CUDA shared memory registration failed when requesting recognition from deepstream to an external triton server. to occur

Please provide complete information as applicable to your setup.

• Hardware Platform (Jetson / GPU) : GPU
• DeepStream Version : 6.1
• JetPack Version (valid for Jetson only)
• TensorRT Version : 8.4.0.11
• NVIDIA GPU Driver Version (valid for GPU only) : 525.105.17
• Issue Type( questions, new requirements, bugs)
• How to reproduce the issue ? (This is for bugs.

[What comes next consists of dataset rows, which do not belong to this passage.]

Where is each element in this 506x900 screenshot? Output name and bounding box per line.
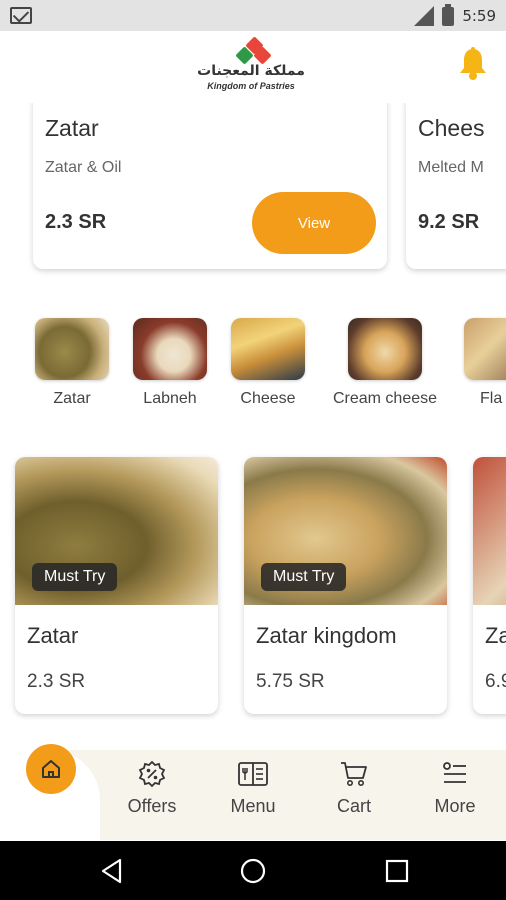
featured-carousel[interactable]: Must Try Zatar 2.3 SR Must Try Zatar kin… <box>0 452 506 720</box>
category-thumb <box>133 318 207 380</box>
status-bar: 5:59 <box>0 0 506 31</box>
category-cheese[interactable]: Cheese <box>226 310 310 410</box>
featured-name: Zatar <box>27 623 79 648</box>
battery-icon <box>442 3 455 26</box>
nav-more-label: More <box>434 796 476 816</box>
nav-menu-label: Menu <box>230 796 276 816</box>
product-card-cheese[interactable]: Chees Melted M 9.2 SR <box>406 103 506 269</box>
status-time: 5:59 <box>462 7 496 25</box>
recents-square-icon[interactable] <box>383 857 411 885</box>
featured-card-zatar[interactable]: Must Try Zatar 2.3 SR <box>15 457 218 714</box>
product-name: Zatar <box>45 115 99 141</box>
product-name: Chees <box>418 115 485 141</box>
signal-icon <box>414 6 435 26</box>
must-try-badge: Must Try <box>261 563 347 591</box>
product-price: 2.3 SR <box>45 211 107 233</box>
category-cream-cheese[interactable]: Cream cheese <box>326 310 444 410</box>
kingdom-of-pastries-logo: مملكة المعجنات Kingdom of Pastries <box>196 36 316 99</box>
category-label: Labneh <box>143 390 197 407</box>
product-card-zatar[interactable]: Zatar Zatar & Oil 2.3 SR View <box>33 103 387 269</box>
category-label: Cheese <box>240 390 296 407</box>
home-button[interactable] <box>26 744 76 794</box>
nav-cart-label: Cart <box>336 796 371 816</box>
nav-menu[interactable]: Menu <box>213 760 293 830</box>
product-subtitle: Zatar & Oil <box>45 159 122 176</box>
logo-english-text: Kingdom of Pastries <box>207 81 295 91</box>
featured-price: 6.9 <box>485 671 506 692</box>
list-icon <box>443 762 466 783</box>
home-tab-container <box>0 744 100 840</box>
category-list[interactable]: Zatar Labneh Cheese Cream cheese Fla <box>0 310 506 422</box>
cart-icon <box>341 762 367 786</box>
nav-more[interactable]: More <box>415 760 495 830</box>
product-price: 9.2 SR <box>418 211 480 233</box>
featured-price: 5.75 SR <box>256 671 325 692</box>
bottom-navigation: Offers Menu Cart More <box>0 744 506 840</box>
featured-card-partial[interactable]: Za 6.9 <box>473 457 506 714</box>
category-thumb <box>35 318 109 380</box>
featured-name: Za <box>485 623 506 648</box>
category-zatar[interactable]: Zatar <box>30 310 114 410</box>
category-label: Zatar <box>53 390 91 407</box>
product-subtitle: Melted M <box>418 159 484 176</box>
percent-badge-icon <box>138 760 166 788</box>
category-thumb <box>464 318 506 380</box>
view-button[interactable]: View <box>252 192 376 254</box>
home-icon <box>42 760 60 778</box>
nav-cart[interactable]: Cart <box>314 760 394 830</box>
featured-name: Zatar kingdom <box>256 623 397 648</box>
category-thumb <box>231 318 305 380</box>
featured-card-zatar-kingdom[interactable]: Must Try Zatar kingdom 5.75 SR <box>244 457 447 714</box>
nav-offers-label: Offers <box>127 796 177 816</box>
category-label: Fla <box>480 390 503 407</box>
app-header: مملكة المعجنات Kingdom of Pastries <box>0 31 506 103</box>
must-try-badge: Must Try <box>32 563 118 591</box>
nav-offers[interactable]: Offers <box>112 760 192 830</box>
top-products-carousel[interactable]: Zatar Zatar & Oil 2.3 SR View Chees Melt… <box>0 103 506 283</box>
home-circle-icon[interactable] <box>239 857 267 885</box>
menu-book-icon <box>238 762 268 786</box>
notification-bell-icon[interactable] <box>458 47 488 81</box>
featured-price: 2.3 SR <box>27 671 86 692</box>
system-navigation-bar <box>0 841 506 900</box>
category-labneh[interactable]: Labneh <box>128 310 212 410</box>
back-icon[interactable] <box>98 857 126 885</box>
featured-image <box>473 457 506 605</box>
logo-arabic-text: مملكة المعجنات <box>197 63 305 79</box>
category-fla[interactable]: Fla <box>460 310 506 410</box>
category-thumb <box>348 318 422 380</box>
category-label: Cream cheese <box>332 390 438 407</box>
mail-notification-icon <box>10 7 32 24</box>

Including which sample app is using, the configuration files content, the command line used and other details for reproducing)

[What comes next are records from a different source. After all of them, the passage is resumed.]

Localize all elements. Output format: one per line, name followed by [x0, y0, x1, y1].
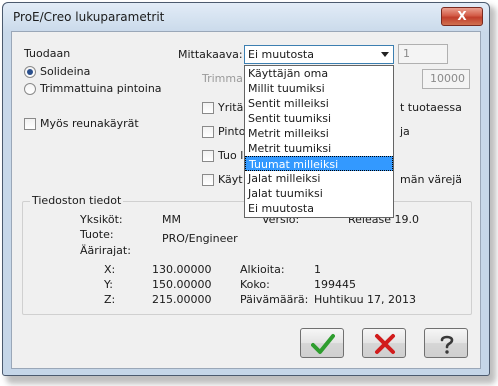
- elements-value: 1: [314, 263, 321, 276]
- date-value: Huhtikuu 17, 2013: [314, 293, 417, 306]
- edges-checkbox-label[interactable]: Myös reunakäyrät: [40, 117, 139, 130]
- option-checkbox-4[interactable]: [202, 174, 214, 186]
- date-label: Päivämäärä:: [240, 293, 309, 306]
- ok-button[interactable]: [300, 328, 344, 358]
- size-value: 199445: [314, 278, 356, 291]
- edges-checkbox[interactable]: [24, 118, 36, 130]
- dropdown-option[interactable]: Käyttäjän oma: [245, 66, 393, 81]
- dropdown-option[interactable]: Ei muutosta: [245, 201, 393, 216]
- dialog-window: ProE/Creo lukuparametrit X Tuodaan Solid…: [2, 2, 490, 376]
- solids-radio[interactable]: [24, 66, 36, 78]
- import-group-label: Tuodaan: [24, 47, 71, 60]
- scale-dropdown[interactable]: Ei muutosta: [244, 45, 394, 64]
- y-value: 150.00000: [152, 278, 212, 291]
- option-2-label[interactable]: Pinto: [218, 125, 245, 138]
- dropdown-option[interactable]: Jalat milleiksi: [245, 171, 393, 186]
- chevron-down-icon[interactable]: [381, 52, 389, 57]
- scale-selected-value: Ei muutosta: [248, 48, 314, 61]
- size-label: Koko:: [240, 278, 270, 291]
- solids-radio-label[interactable]: Solideina: [40, 65, 90, 78]
- surfaces-radio[interactable]: [24, 83, 36, 95]
- dropdown-option[interactable]: Sentit tuumiksi: [245, 111, 393, 126]
- product-label: Tuote:: [80, 228, 114, 241]
- scale-dropdown-list[interactable]: Käyttäjän oma Millit tuumiksi Sentit mil…: [244, 65, 394, 218]
- question-icon: [440, 335, 454, 354]
- scale-factor-field[interactable]: 1: [398, 44, 448, 64]
- window-title: ProE/Creo lukuparametrit: [13, 10, 165, 24]
- dropdown-option[interactable]: Metrit tuumiksi: [245, 141, 393, 156]
- x-icon: [375, 334, 395, 354]
- dialog-client-area: Tuodaan Solideina Trimmattuina pintoina …: [11, 31, 481, 369]
- dropdown-option-selected[interactable]: Tuumat milleiksi: [245, 156, 393, 171]
- scale-label: Mittakaava:: [178, 48, 243, 61]
- option-4-label-tail: män värejä: [400, 173, 463, 186]
- option-2-label-tail: ja: [400, 125, 410, 138]
- option-1-label[interactable]: Yritä: [218, 101, 243, 114]
- option-checkbox-1[interactable]: [202, 102, 214, 114]
- file-info-title: Tiedoston tiedot: [30, 194, 124, 207]
- help-button[interactable]: [424, 328, 468, 358]
- elements-label: Alkioita:: [240, 263, 285, 276]
- z-label: Z:: [104, 293, 116, 306]
- z-value: 215.00000: [152, 293, 212, 306]
- dropdown-option[interactable]: Sentit milleiksi: [245, 96, 393, 111]
- units-label: Yksiköt:: [80, 213, 123, 226]
- trim-label: Trimma: [202, 72, 243, 85]
- surfaces-radio-label[interactable]: Trimmattuina pintoina: [40, 82, 162, 95]
- option-4-label[interactable]: Käyt: [218, 173, 243, 186]
- extents-label: Äärirajat:: [80, 244, 131, 257]
- y-label: Y:: [104, 278, 113, 291]
- close-button[interactable]: X: [441, 7, 483, 26]
- option-checkbox-2[interactable]: [202, 126, 214, 138]
- option-checkbox-3[interactable]: [202, 150, 214, 162]
- x-value: 130.00000: [152, 263, 212, 276]
- option-3-label[interactable]: Tuo l: [218, 149, 243, 162]
- dropdown-option[interactable]: Jalat tuumiksi: [245, 186, 393, 201]
- trim-value-field[interactable]: 10000: [422, 69, 470, 89]
- x-label: X:: [104, 263, 116, 276]
- dropdown-option[interactable]: Metrit milleiksi: [245, 126, 393, 141]
- dropdown-option[interactable]: Millit tuumiksi: [245, 81, 393, 96]
- title-bar[interactable]: ProE/Creo lukuparametrit X: [3, 3, 489, 31]
- checkmark-icon: [311, 334, 335, 354]
- product-value: PRO/Engineer: [162, 232, 238, 245]
- units-value: MM: [162, 213, 181, 226]
- option-1-label-tail: t tuotaessa: [400, 101, 462, 114]
- cancel-button[interactable]: [362, 328, 406, 358]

The execution environment is as follows

  1. triton server version is 23.10
  2. Deepstream sends an inference request to the triton server docker run separately.
  3. For deepstream’s config.pbtxt, set enable_cuda_buffer_sharing:true
  4. When deepstream makes one inference request to one GPU, it executes normally.
  5. When multiple deep stream inference requests are made in deep stream, an error like number 5 occurs, but over time, it stabilizes and multiple deep streams run normally.
  6. ERROR: infer_grpc_client.cpp:223 Failed to register CUDA shared memory.
    ERROR: infer_grpc_client.cpp:311 Failed to set inference input: failed to register CUDA shared memory region ‘inbuf_0x2be8300’: failed to open CUDA IPC handle: invalid argument
    ERROR: infer_grpc_backend.cpp:140 gRPC backend run failed to create request for model: yolov8_pose
    ERROR: infer_trtis_backend.cpp:350 failed to specify dims when running inference on model:yolov8_pose, nvinfer error:NVDSINFER_TRITON_ERROR
  7. I want to prevent 5 errors when making multiple inference requests.

• Requirement details( This is for new requirement. Including the module name-for which plugin or for which sample application, the function description)

  1. I want to prevent 5 errors when making multiple inference requests.
  2. I can see from the document that enable_cuda_buffer_sharing:true is valid on the triton server in the deepstream docker container, but I confirmed that it operates normally over time even when running it on an external triton server. Please tell me how to prevent the above error from occurring.

This “enable_cuda_buffer_sharing” feature should be enabled only when the Triton server is on the same machine. are the client and tritonserver on the same machine? if yes, could you use deepstream-test1, which support nvinferserver, to reproduce this issue? Thanks!

Are you saying that you need to have a triton server inside the deepstream docker container when using deepstream docker?
If correct, as I wrote in the text, the triton server was run as a separate docker container.
As a result, a total of two docker containers, deepstream and triton server, are being used.
I know that the enable_cuda_buffer_sharing function works without problems when there is a triton server in the same deepstream.
However, as in my case, there was no triton server in the deepstream docker container, and when I ran the external triton server docker container, it took time to stabilize, but it worked in the end.
I’m getting ERROR: infer_grpc_client.cpp:223 Failed to register CUDA shared memory. I would like to resolve the error.

  1. Thanks for the sharing! seems the DeepSteram client and triton server are in the same machine but in the different docker container. I will try this “Failed to register CUDA shared” error.
  2. what do you mean about “makes one inference request to one GPU” and “When multiple deep stream inference requests are made in deep stream”? how to reproduce these steps?

please start the docker with “–ipc host”, please refer to this topic. On one machine, I started two deepstream:6.4-triton-multiarch as the client and server respectively. deepstream-app run well with enable_cuda_buffer_sharing=true.
if still encounter " Failed to register CUDA shared memory", please use deepstream-app to reproduce this issue and share the detailed reproducing steps.

I found a solution.
The way I proceeded was to run multiple deepstreams through multiprocess.
However, this method seems to have a problem because multiple processes with the same parent pid try to use shared memory at the same time.
After changing the part to subprocess and executing it, it operates as a separate process and the cuda shared memory error seems to have been resolved.
Thank you for your interest in the content.

1 Like

This topic was automatically closed 14 days after the last reply. New replies are no longer allowed.